Aunque en un primer momento le había parecido que todo este paisaje estaba completamente desierto, una inspección más detenida del mismo -su vista, según pudo comprobar, era ahora mucho más aguda de lo que había sido nunca- le reveló la existencia de unos pequeños bultos que se movían cansinamente en la lejanía. Sin saber cómo descubrió que su visión era también telescópica, encontrándose sin más que deseándolo con un primer plano de los otrora lejanos objetos.

Eran esqueletos en todo similares a él mismo, y todos ellos acarreaban unos bultos oscuros y oblongos que no sin trabajo pudo identificar como ataúdes.

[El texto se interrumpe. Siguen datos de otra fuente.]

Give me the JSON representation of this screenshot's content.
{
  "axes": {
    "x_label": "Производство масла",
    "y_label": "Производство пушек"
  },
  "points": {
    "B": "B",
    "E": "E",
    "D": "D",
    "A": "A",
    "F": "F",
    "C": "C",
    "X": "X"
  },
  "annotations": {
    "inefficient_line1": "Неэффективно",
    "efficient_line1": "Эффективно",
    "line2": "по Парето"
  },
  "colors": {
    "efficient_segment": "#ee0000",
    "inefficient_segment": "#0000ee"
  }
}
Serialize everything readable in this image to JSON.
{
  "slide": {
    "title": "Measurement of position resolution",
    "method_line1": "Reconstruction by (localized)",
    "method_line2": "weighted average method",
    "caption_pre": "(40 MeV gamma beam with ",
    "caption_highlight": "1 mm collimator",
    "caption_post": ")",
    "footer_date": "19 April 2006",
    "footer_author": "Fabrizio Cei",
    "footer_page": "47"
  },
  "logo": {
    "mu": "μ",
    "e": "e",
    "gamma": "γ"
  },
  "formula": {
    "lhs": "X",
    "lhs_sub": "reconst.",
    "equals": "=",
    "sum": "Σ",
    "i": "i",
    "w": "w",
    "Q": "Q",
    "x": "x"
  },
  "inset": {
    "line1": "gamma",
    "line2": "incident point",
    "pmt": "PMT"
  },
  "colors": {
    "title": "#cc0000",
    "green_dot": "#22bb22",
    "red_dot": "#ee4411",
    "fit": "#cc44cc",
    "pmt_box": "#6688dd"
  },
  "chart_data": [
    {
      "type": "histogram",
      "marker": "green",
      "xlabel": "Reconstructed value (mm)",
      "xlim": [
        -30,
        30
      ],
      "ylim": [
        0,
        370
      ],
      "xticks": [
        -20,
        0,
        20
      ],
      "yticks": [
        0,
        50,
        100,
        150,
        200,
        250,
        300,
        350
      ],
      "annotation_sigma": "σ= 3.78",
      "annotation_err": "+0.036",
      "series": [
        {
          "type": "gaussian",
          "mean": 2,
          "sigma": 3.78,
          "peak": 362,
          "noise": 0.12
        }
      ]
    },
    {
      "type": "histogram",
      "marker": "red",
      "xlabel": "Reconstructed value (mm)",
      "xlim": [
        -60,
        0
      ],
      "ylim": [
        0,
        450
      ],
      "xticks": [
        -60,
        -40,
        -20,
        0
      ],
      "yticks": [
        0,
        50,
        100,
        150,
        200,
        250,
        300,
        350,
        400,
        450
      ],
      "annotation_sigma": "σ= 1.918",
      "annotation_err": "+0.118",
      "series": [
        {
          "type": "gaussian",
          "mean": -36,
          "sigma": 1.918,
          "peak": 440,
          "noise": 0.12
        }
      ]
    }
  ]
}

Todos llevaban uno, aunque el medio de transporte variaba bastante de unos a otros: Algunos había que los llevaban a hombros, aparentemente sin demasiados esfuerzos; otros los arrastraban, otros por último los empujaban penosamente sin lograr desplazarlos sino unos escasos metros... Había quienes lo hacían con evidente facilidad mientras que otros, por el contrario, parecían encontrar sumamente trabajosa su tarea a juzgar por lo torpe y lento de su avance. Pero todos, absolutamente todos, parecían estar animados de un frenesí que, independientemente de sus dispares ritmos, les impedía detenerse siquiera un solo instante.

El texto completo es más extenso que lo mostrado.